En cuanto se les metió en la cabeza que no era mi cadáver, se comportaron exactamente igual que un crítico literario, el cual, tan pronto como ve un libro de un autor por el que no siente simpatía, decide que el libro no vale nada y se pone a construir lo que haya pretendido construir, siempre basándose en esa primera y gratuita suposición. Así, enfrentada la policía al milagro del parecido entre Félix y yo, se lanzó de cabeza hacia las pequeñas máculas de mi obra maestra, que una actitud más profunda y acertada hubiese pasado por alto, de la misma manera que una errata de imprenta o un desliz de la pluma no pueden en absoluto echar a perder un bello libro.

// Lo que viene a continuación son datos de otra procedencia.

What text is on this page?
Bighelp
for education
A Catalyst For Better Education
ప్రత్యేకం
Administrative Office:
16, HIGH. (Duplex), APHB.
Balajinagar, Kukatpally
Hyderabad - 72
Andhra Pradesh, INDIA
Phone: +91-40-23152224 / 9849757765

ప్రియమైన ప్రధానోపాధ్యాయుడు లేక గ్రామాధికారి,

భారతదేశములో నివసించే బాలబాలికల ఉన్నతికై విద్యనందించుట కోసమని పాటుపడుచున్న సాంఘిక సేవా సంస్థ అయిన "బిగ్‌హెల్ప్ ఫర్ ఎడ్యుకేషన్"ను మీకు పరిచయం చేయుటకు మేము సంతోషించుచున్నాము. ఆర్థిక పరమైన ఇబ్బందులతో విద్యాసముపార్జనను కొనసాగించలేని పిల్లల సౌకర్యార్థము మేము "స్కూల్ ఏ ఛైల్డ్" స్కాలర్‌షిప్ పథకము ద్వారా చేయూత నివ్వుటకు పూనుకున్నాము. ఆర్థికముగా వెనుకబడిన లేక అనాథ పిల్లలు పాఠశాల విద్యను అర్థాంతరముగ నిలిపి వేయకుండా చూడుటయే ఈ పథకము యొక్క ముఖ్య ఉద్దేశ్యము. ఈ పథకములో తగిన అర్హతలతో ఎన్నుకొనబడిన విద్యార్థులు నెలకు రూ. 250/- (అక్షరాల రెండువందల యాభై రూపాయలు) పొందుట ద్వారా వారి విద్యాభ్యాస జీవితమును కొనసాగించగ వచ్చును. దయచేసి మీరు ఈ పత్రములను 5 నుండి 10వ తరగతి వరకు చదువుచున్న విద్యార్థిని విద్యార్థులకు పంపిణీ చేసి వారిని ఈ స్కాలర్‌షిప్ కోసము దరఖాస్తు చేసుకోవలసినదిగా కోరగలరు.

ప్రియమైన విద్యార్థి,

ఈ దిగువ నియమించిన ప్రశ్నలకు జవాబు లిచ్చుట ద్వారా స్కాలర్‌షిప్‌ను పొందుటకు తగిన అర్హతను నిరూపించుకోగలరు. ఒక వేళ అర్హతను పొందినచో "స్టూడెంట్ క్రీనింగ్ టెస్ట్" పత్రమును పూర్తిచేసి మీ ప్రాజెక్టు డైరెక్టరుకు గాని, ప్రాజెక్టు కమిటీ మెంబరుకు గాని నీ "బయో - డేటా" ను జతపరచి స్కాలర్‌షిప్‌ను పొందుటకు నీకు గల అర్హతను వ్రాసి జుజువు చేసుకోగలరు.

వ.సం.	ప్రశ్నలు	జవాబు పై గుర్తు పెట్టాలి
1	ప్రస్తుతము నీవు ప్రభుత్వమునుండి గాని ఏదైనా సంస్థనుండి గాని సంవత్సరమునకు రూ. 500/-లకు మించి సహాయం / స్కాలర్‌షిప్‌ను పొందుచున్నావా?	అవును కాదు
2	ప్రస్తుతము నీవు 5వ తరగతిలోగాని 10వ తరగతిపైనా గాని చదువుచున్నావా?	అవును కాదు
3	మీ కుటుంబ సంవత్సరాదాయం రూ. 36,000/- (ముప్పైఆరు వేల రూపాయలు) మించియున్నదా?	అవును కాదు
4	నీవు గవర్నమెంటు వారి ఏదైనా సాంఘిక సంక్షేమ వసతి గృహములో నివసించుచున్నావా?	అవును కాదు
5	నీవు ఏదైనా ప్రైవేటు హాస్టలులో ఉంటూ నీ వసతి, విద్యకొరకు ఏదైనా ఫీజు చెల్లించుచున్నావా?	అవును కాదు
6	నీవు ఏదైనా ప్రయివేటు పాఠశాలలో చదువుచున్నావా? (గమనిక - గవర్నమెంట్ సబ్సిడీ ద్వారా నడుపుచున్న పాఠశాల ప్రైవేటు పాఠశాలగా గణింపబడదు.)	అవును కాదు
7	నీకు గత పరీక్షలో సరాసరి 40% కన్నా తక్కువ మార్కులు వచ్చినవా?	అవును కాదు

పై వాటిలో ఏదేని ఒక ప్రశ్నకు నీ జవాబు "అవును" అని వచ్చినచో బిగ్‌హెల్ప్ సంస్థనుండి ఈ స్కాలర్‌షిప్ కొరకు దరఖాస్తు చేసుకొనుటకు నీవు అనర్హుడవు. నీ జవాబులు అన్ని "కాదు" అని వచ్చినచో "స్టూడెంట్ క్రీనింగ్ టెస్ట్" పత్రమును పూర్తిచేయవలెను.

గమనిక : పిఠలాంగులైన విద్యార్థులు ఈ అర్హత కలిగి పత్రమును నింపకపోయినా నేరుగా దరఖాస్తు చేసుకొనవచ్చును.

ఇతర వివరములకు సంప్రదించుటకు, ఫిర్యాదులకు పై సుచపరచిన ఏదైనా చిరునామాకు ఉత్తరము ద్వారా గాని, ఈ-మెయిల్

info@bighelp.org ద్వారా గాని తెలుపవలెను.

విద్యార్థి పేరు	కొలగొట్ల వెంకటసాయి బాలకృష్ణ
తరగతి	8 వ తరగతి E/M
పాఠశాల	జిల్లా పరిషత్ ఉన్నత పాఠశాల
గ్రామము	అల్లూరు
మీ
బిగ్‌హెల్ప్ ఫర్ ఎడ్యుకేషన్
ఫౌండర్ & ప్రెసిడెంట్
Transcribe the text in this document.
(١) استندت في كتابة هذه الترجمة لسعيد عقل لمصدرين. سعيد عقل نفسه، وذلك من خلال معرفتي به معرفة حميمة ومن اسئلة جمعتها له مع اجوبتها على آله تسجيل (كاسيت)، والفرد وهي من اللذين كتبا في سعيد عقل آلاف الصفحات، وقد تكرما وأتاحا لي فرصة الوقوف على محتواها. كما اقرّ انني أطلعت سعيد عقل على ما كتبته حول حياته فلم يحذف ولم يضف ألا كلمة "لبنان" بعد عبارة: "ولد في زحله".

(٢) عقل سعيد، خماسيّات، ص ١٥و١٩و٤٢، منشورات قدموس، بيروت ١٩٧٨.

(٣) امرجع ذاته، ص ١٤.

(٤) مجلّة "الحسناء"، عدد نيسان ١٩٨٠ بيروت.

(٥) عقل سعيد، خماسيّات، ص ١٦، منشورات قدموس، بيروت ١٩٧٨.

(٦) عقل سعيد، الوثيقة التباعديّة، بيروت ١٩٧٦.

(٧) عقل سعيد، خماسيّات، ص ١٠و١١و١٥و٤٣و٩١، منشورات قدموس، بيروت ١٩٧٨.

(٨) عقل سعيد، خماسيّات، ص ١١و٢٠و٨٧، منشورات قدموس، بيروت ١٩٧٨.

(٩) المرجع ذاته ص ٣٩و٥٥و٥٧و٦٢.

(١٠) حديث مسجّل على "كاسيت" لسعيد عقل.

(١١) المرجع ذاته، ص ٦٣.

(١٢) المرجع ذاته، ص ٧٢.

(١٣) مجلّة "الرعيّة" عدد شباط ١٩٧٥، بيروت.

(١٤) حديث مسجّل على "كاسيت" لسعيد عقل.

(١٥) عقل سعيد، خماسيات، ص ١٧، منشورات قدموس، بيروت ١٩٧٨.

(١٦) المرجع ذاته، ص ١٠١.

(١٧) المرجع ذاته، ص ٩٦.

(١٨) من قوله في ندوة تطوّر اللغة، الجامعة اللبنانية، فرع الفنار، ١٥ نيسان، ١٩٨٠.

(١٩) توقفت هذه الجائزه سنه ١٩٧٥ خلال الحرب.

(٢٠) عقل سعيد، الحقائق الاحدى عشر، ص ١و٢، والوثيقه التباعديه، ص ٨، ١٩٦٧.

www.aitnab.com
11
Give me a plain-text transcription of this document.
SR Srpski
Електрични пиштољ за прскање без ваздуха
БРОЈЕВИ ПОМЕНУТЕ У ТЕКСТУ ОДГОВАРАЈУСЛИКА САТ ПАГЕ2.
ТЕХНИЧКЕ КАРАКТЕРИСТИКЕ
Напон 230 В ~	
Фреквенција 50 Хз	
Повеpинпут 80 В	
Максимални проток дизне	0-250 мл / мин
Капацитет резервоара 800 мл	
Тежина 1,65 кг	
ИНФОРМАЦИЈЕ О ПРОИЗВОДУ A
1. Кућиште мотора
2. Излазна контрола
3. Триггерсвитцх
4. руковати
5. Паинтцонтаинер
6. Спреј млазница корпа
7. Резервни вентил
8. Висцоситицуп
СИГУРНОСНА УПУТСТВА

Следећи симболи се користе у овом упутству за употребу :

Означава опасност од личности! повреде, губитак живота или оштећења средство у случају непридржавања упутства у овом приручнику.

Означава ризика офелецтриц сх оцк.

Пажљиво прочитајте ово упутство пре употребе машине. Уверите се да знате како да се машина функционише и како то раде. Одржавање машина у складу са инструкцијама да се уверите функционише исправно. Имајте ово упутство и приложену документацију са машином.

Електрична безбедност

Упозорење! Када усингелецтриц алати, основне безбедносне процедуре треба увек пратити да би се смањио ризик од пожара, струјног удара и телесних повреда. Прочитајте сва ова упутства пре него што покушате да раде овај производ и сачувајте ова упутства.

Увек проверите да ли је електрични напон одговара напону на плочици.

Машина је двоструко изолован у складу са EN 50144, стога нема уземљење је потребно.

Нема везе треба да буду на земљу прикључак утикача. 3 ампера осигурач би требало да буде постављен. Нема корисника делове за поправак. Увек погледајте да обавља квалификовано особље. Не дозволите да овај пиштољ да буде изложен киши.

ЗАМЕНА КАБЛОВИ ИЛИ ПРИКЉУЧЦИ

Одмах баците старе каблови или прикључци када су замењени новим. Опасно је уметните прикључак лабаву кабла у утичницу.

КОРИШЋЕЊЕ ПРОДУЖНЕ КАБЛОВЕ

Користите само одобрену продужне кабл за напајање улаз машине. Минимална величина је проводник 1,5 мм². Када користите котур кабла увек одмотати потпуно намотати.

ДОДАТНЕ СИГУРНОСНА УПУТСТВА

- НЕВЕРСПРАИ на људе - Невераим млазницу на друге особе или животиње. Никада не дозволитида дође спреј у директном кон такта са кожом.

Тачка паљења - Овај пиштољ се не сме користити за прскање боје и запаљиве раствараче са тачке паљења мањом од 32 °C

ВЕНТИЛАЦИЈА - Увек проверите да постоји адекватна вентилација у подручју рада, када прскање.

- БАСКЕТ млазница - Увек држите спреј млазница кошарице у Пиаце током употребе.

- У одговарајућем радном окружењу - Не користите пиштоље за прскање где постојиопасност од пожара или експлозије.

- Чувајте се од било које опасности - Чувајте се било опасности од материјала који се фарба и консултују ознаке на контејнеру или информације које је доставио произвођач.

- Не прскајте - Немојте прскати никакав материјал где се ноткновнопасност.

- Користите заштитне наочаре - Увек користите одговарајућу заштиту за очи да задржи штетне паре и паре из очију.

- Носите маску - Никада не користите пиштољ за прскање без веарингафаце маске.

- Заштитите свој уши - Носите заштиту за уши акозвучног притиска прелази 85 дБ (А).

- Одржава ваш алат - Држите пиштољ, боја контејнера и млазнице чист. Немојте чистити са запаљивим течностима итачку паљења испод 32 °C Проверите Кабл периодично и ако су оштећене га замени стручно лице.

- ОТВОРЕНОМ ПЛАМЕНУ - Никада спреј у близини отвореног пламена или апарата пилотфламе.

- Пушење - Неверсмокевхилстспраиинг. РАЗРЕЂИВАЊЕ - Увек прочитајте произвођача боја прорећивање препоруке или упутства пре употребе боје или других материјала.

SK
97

La policía mencionó la tosquedad de las manos, e incluso se concentró en ciertas callosidades a las que atribuyeron grandísima importancia, en contraste, sin embargo, con la pulcritud de las uñas de las cuatro extremidades; y alguien —hasta donde yo puedo imaginar, ese peluquero que encontró el cadáver— llamó la atención de los sabuesos hacia el hecho de que, según ciertos datos visibles solamente por un profesional (un detalle encantador, sin duda), era evidente que las uñas habían sido cortadas por un experto: ¡lo cual no debería haberme inculpado a mí, sino a él!